Goodbye Lennon: The Life of A Hungarian Art Star
zita kisgergely
The latest great somewhat hi-brow Netflix series is the just-released The Andy Warhol Diaries. And while we haven’t made if far enough in to clock any Hungarian fingerprints, we do know enough about that scene to recall that there was a Hungarian prominently situated in the mix, in the form of gallerist and artist Sam Havadtoy.

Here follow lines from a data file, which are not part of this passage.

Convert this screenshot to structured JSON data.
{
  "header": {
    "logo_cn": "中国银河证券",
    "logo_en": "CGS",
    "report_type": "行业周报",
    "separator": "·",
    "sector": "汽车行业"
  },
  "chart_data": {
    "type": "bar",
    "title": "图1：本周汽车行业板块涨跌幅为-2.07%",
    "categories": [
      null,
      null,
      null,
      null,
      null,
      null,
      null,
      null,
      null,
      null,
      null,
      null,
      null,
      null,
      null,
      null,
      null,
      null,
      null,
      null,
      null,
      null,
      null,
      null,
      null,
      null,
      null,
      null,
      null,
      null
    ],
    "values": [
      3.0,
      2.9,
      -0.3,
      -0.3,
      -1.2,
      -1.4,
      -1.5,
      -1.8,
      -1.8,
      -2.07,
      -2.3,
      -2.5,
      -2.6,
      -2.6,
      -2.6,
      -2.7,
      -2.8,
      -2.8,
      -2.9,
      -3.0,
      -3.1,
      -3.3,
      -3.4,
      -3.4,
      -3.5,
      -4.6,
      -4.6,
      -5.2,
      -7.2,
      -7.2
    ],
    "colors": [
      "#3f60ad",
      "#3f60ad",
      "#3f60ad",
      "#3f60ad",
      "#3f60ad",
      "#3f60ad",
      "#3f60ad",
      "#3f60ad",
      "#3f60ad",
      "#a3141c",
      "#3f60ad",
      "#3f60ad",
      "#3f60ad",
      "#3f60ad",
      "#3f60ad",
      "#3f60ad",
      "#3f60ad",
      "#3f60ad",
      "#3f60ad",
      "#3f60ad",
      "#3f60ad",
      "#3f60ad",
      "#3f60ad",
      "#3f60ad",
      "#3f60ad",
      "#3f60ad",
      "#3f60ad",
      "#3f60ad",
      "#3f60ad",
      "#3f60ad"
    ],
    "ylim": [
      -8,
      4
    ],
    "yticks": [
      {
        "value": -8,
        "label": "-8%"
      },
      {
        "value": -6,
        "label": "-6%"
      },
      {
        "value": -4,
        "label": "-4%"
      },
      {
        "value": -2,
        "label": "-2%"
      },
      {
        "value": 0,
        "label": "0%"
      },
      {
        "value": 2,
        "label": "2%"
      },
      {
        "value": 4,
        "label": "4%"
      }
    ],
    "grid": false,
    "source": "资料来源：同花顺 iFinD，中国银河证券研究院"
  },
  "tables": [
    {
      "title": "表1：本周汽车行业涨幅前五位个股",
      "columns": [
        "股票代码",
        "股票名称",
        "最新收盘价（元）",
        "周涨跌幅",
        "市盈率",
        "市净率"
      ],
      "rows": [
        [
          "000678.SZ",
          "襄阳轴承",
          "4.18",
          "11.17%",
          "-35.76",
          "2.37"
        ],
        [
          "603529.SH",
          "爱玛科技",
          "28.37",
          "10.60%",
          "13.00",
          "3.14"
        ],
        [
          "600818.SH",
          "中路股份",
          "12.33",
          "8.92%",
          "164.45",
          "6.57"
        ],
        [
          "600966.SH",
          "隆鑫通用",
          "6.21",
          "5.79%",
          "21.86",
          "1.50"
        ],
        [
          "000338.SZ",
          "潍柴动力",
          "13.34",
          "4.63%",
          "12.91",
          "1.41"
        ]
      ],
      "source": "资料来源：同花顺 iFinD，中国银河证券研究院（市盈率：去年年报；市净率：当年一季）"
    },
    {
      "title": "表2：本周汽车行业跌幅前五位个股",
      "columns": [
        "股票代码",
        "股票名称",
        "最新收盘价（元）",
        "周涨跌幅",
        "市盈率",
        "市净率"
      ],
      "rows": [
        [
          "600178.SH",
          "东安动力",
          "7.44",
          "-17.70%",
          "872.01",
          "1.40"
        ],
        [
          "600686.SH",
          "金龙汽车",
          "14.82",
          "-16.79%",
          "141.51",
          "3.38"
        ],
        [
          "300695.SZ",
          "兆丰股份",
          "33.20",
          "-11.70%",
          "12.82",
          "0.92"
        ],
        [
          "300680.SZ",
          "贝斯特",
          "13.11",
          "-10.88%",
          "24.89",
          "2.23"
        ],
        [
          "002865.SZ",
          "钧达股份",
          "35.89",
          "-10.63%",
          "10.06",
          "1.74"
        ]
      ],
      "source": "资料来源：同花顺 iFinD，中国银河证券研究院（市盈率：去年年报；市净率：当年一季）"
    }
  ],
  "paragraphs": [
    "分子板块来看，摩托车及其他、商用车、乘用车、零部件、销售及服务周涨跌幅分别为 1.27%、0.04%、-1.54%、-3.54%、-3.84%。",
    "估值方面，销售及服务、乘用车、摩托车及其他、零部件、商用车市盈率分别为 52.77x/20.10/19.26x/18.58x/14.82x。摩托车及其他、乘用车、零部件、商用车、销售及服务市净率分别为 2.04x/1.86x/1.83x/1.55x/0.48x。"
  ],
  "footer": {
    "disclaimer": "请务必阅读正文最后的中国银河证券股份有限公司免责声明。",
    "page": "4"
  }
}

Born to Hungarians in London in 1952, his family made the daring choice of returning to Hungarian soil a few years later. It wouldn’t be until 1971 that Havadtoy was able to depart the Bloc for London, via Yugoslavia. He eventually emigrated to the States, where he would found the influential Sam Havadtoy Gallery. It was there that he mixed with the likes of Warhol and Keith Haring, with John Lennon and his wife coming in to buy a pair of chairs. In time he would engage with Yoko Ono in a relationship that would last 20 years, and bring the singer/artist to Budapest on many extended occasions.
Of his relationship with Ono, Havardoy told the New York Times, “Being with Yoko was like going through an extensive university course of life. And I was the only student. I may have taken too long. Maybe I failed at many courses, but finally I graduated and came into my own. Like going to university, it’s a period that you would never replace with anything else, but there’s no point in going back to it, it’s done.”
Of Havadtoy, Yoko Ono said, “An artist is born. I am touched by the magnificence of his work. He has dipped into the old Hungarian spirit and culture and created a work that is very now. It is Hungarian, very Sam Havadtoy and it’s beautiful.”
As an artist in his own right, Havadtoy contributed to some late works of Keith Haring, and showed his own work worldwide, including at Budapest’s Hungarian National Theatre and the Ludwig Museum. His work is playful and draws heavily on Disney iconography and political references, prefiguring Jeffrey Koons. After returning to Hungary to live, Havadtoy opened the gallery Gallery 56, and was able to introduce prominent international artists like Cindy Sherman, Robert Mapplethorpe, and Kiki Smith to a Budapest audience.
Havadtoy now splits his time between Hungary, where he has a studio in the artist enclave of Szentendre, and Liguria, Italy.